The Pennsylvania Land Conservation Conference is Pennsylvania’s annual educational, networking and inspirational event for private and public land and water conservation. Attendance expected is 350-400 attendees and will include conservation practitioners, farmland preservation advocates, attorneys, appraisers and real estate specialists, planners, municipal and county officials, state officials, landscape architects, organizational development and fundraising experts, from across Pennsylvania and beyond.
How to Submit
Please submit your session proposal by midnight on November 1.
Things to Consider
The proposal form requests the following information:
- Workshop Title
- Session Tracks: Indicate in which track(s) your session best fits.
- Session Description: Please note the 1000 character limit.
- Presenter Information: This includes email, title, affiliation, phone and bio.
- (Optional) Case for Presentation: This can be text or an uploaded file to further substantiate the need or benefits of the proposed session.
- Preferred Length of Workshop/Seminar: See Session Length below for further guidance.

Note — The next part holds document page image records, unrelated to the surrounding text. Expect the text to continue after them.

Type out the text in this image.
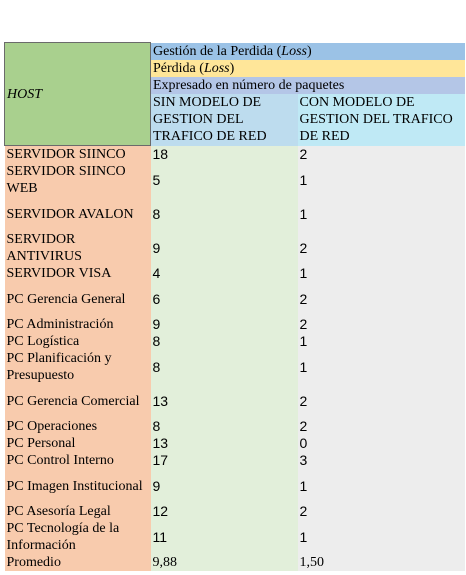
HOST	Gestión de la Perdida (Loss)	
	Pérdida (Loss)	
	Expresado en número de paquetes	
	SIN MODELO DE GESTION DEL TRAFICO DE RED	CON MODELO DE GESTION DEL TRAFICO DE RED
SERVIDOR SIINCO	18	2
SERVIDOR SIINCO WEB	5	1
SERVIDOR AVALON	8	1
SERVIDOR ANTIVIRUS	9	2
SERVIDOR VISA	4	1
PC Gerencia General	6	2
PC Administración	9	2
PC Logística	8	1
PC Planificación y Presupuesto	8	1
PC Gerencia Comercial	13	2
PC Operaciones	8	2
PC Personal	13	0
PC Control Interno	17	3
PC Imagen Institucional	9	1
PC Asesoría Legal	12	2
PC Tecnología de la Información	11	1
Promedio	9,88	1,50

- Education Level: Choose the level of instruction that best fits the content of your workshop.
- Continuing Education Credits: Would this course potentially be eligible for professional credits? In the past, conference sessions have been approved for Continuing Legal Education Credits (through PA CLE Board); Landscape Architect CEUs (through PRPS); Park & Recreation Professional CEUs (through PRPS); Certificate Maintenance Credits (through APA); and Continuing Forestry Education Credits (through SAF).
- (Optional) Course Outline: You can submit a conference course outline or agenda if desired. Course outlines are required for CEU consideration.
- Presented session elsewhere: Tell us if you have presented this topic in the past.
Please consider the time limitations in designing your proposal. Sessions tend to range from 75 minute to two hour sessions. Keep in mind that workshops offer a limited time period to delve sufficiently into content areas. We discourage any more than three speakers per workshop. If you are interested in submitting a proposal that would include more than three speakers, please contact Nate Lotze at firstname.lastname@example.org or 717-230-8560 to discuss.
The conference will offer a selection of seminars that are three hours in length or longer; available slots are extremely limited. If you are interested in leading a seminar, please email Nate Lotze at email@example.com
If you are planning to submit a proposal, we encourage you to block the dates of the conference in your calendar (April 1–3, 2020). We can not guarantee specific days or times. We’ll do our best to work around extraordinary circumstances but please be willing to present on Wednesday, Thursday, or Friday of the conference.
What Are You Expecting From Your Audience?
Consider including a prerequisite or disclaimer in your final course description to convey the level of experience you are expecting people to bring to your workshop. Below are a few examples:
- “Workshop participants need to have been significantly involved in drafting/negotiating several conservation easements.”
- “This workshop is designed for people who have never been involved in a capital campaign.”
- “Workshop participants should have a legal background or be familiar with IRC 170(h).”
- “This workshop will be most beneficial to land trusts with $250,000+ operating budgets.”
What Will Attendees Learn at Your Session?
As you draft your final outline and design your presentation, write down at least one thing you want people to learn from your session. Everything in your workshop should lead toward that goal. Here are a few examples of workshop objectives:
- “To better identify conservation easement language that could be misinterpreted.”
- “To identify the most important steps to take before contacting a potential major donor.”
- “To learn how everyone in the room communicates with second-generation landowners.”
Workshop vs. Roundtable
Most of the time, workshops will consist of a lecture followed by (or interspersed with) questions and answers. Some workshops will consist of panel discussions. A roundtable is a significantly different forum. If you are a presenter for a roundtable, a more accurate title for you is “facilitator,” since you will introduce the topic, pose possible questions for the group to consider and then facilitate the discussion.